The new rules come nearly two months after Newsom shut down bars, restaurants for indoor dining and a slew of other businesses following a surge in cases after the state’s first reopening attempt.

Under the new process, counties will have to meet certain metrics for three weeks before they can reopen certain businesses. The state health department has activated a new web tool where the public can check to see which businesses, venues and other community sectors can reopen in each county.

Newsom also announced that salons and barbershops across California can resume indoor operations, beginning Monday.

The state will now report virus statistics, such as case numbers, on a weekly basis.

The new approach is aimed at ensuring the state’s cases don’t skyrocket when businesses begin to reopen.

In anticipation of the governor’s announcement, there was a common refrain from businesses and local governments buffeted by the outbreak: We need clarity.

Counties need to understand clearly “what thresholds to aim for and the public health data that will determine success or failure,” the California State Association of Counties said in a statement.

Indoor Dining Allowed in More Counties

That was echoed by the California Restaurant Association, which has seen the state’s once-thriving food industry wither under restrictions that have closed indoor dining rooms and left many businesses to survive on takeout, delivery and limited outdoor seating, if they have the space.
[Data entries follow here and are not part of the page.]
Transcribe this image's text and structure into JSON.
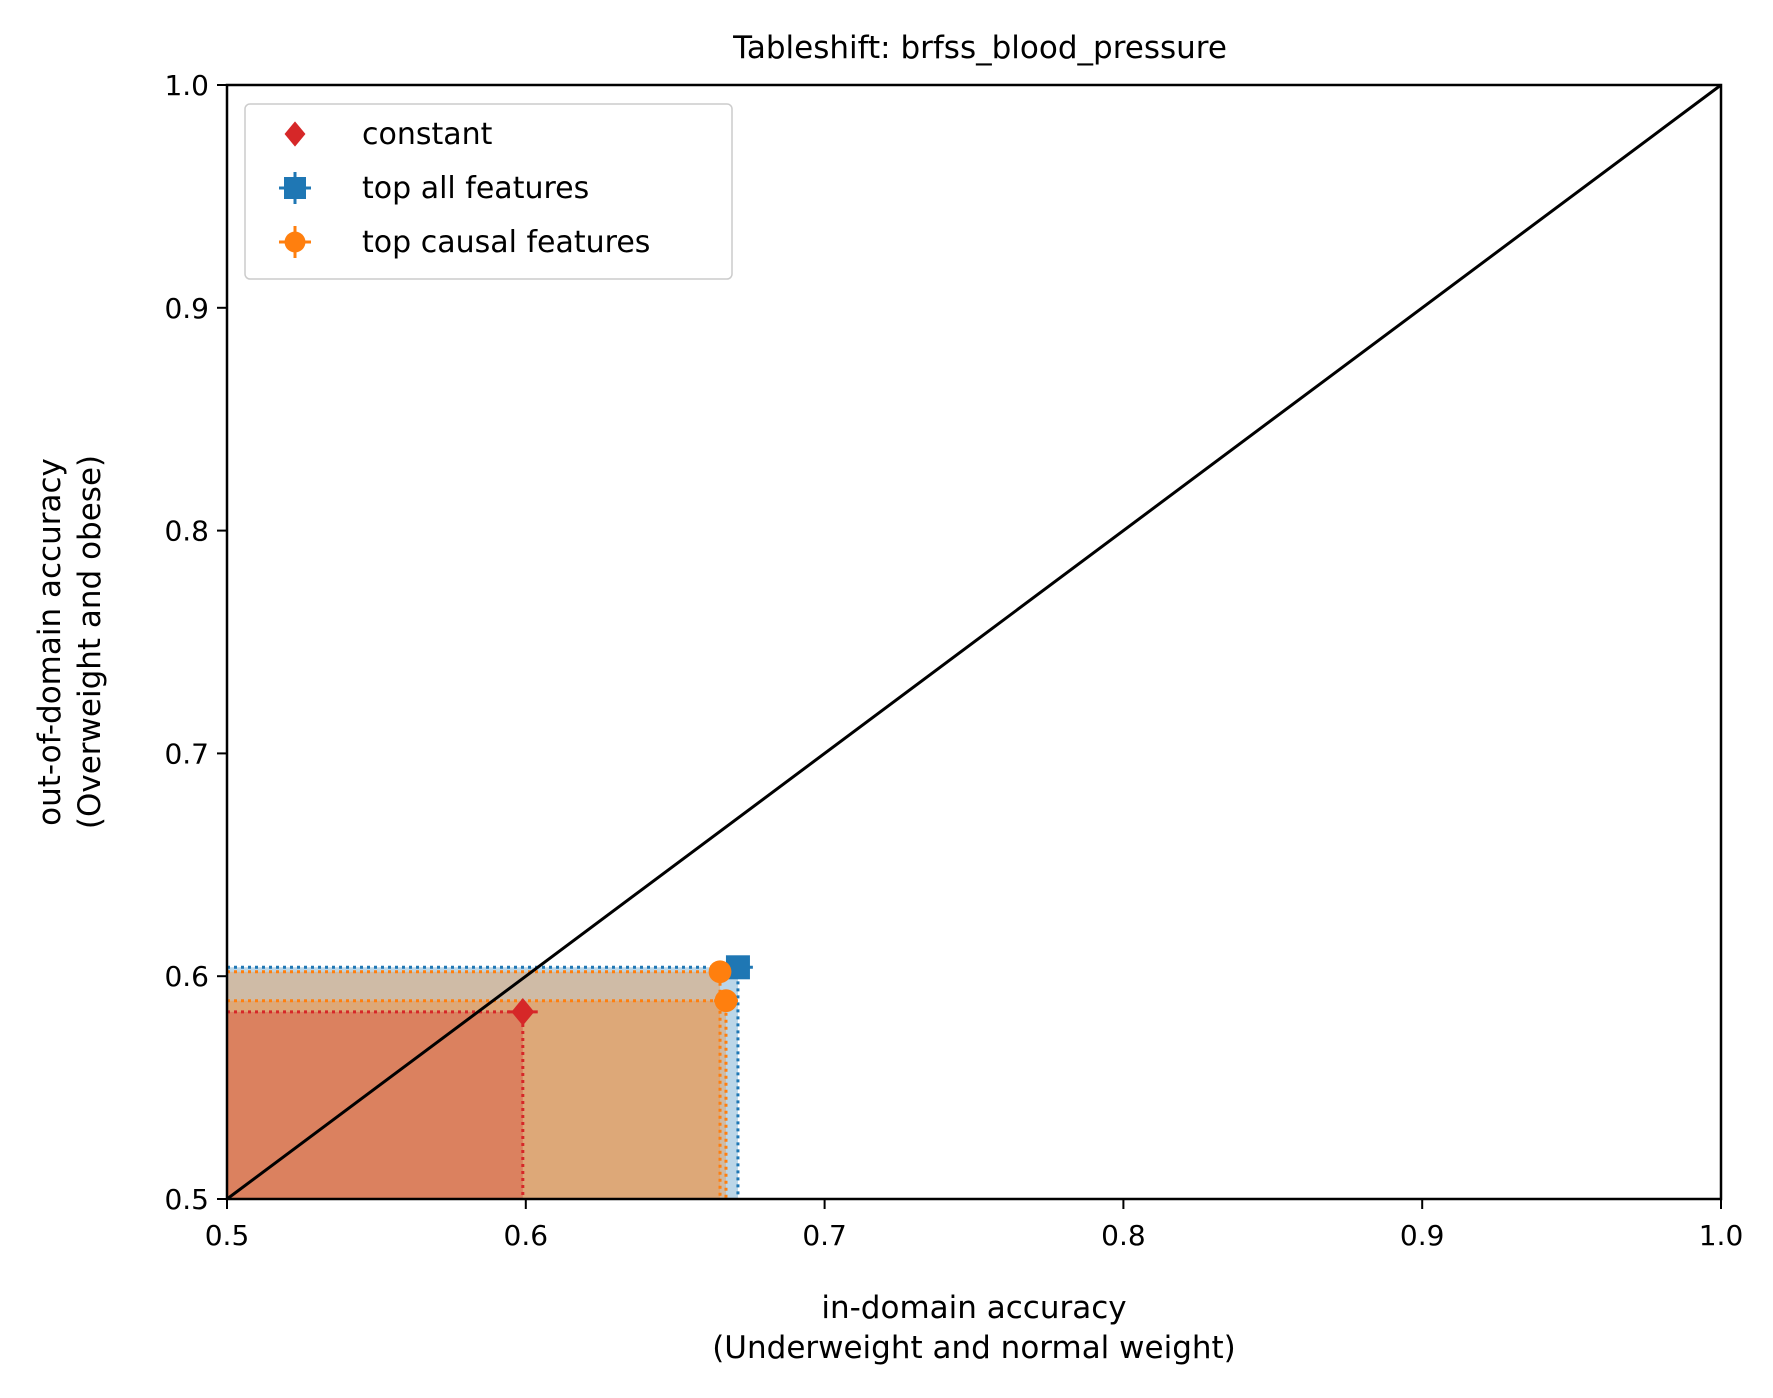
{
  "chart_data": {
    "type": "scatter",
    "title": "Tableshift: brfss_blood_pressure",
    "xlabel": [
      "in-domain accuracy",
      "(Underweight and normal weight)"
    ],
    "ylabel": [
      "out-of-domain accuracy",
      "(Overweight and obese)"
    ],
    "xlim": [
      0.5,
      1.0
    ],
    "ylim": [
      0.5,
      1.0
    ],
    "xticks": [
      "0.5",
      "0.6",
      "0.7",
      "0.8",
      "0.9",
      "1.0"
    ],
    "yticks": [
      "0.5",
      "0.6",
      "0.7",
      "0.8",
      "0.9",
      "1.0"
    ],
    "grid": false,
    "legend_position": "top-left",
    "diagonal": {
      "from": [
        0.5,
        0.5
      ],
      "to": [
        1.0,
        1.0
      ],
      "color": "#000000"
    },
    "series": [
      {
        "name": "constant",
        "marker": "diamond",
        "color": "#d62728",
        "points": [
          {
            "x": 0.599,
            "y": 0.584,
            "xerr": 0.005,
            "yerr": 0.0
          }
        ]
      },
      {
        "name": "top all features",
        "marker": "square",
        "color": "#1f77b4",
        "points": [
          {
            "x": 0.671,
            "y": 0.604,
            "xerr": 0.005,
            "yerr": 0.002
          }
        ]
      },
      {
        "name": "top causal features",
        "marker": "circle",
        "color": "#ff7f0e",
        "points": [
          {
            "x": 0.665,
            "y": 0.602,
            "xerr": 0.0,
            "yerr": 0.0
          },
          {
            "x": 0.667,
            "y": 0.589,
            "xerr": 0.004,
            "yerr": 0.002
          }
        ]
      }
    ]
  }
}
The association estimates as many as 1 million workers have been furloughed or laid off.

“We’d like to see restaurant dining rooms reopen as soon as possible,” association president Jot Condi said.

“Restaurants in every corner of the state are on life support right now. Every day that passes with a dining room closed, a restaurant owner is more likely to shut the doors permanently,” he said. “It’s gotten to a crisis level.”

Riverside County Supervisor Karen Spiegel, who has recovered from a bout with the virus, said she hopes the state plan recognizes different levels of risk that come with different business activities. She’s puzzled why shoppers can fill a Costco, where she stopped Thursday, while indoor hair salons remain off limits.

Using metrics, the state needs to change how businesses are categorized, Spiegel said. “We have to do more of a risk-based approach.”

California’s Infection Rate and Hospitalizations Falling

California has the most confirmed virus cases in the nation, with nearly 700,000, and the third-most deaths — 12,550. But since the closures last month, the average number of daily cases has been falling along with the infection rate and hospitalizations, which peaked at 7,170 on July 21 and since dropped to about 4,300.

Prior to the new plan, the state had relied on a so-called county watch list.

Most of California’s 58 counties, including the most populous — Los Angeles — remained on a state monitoring list because they were above one or more of the benchmarks for cases, infection rates and hospitalizations. Inclusion on the list restricted what businesses can operate, whether schools can offer classroom instruction and limits other activities, such as attending indoor religious services.

But as the state’s coronavirus data has improved in recent weeks, some counties got off the list, including San Diego and Orange, the second- and third-largest counties by population.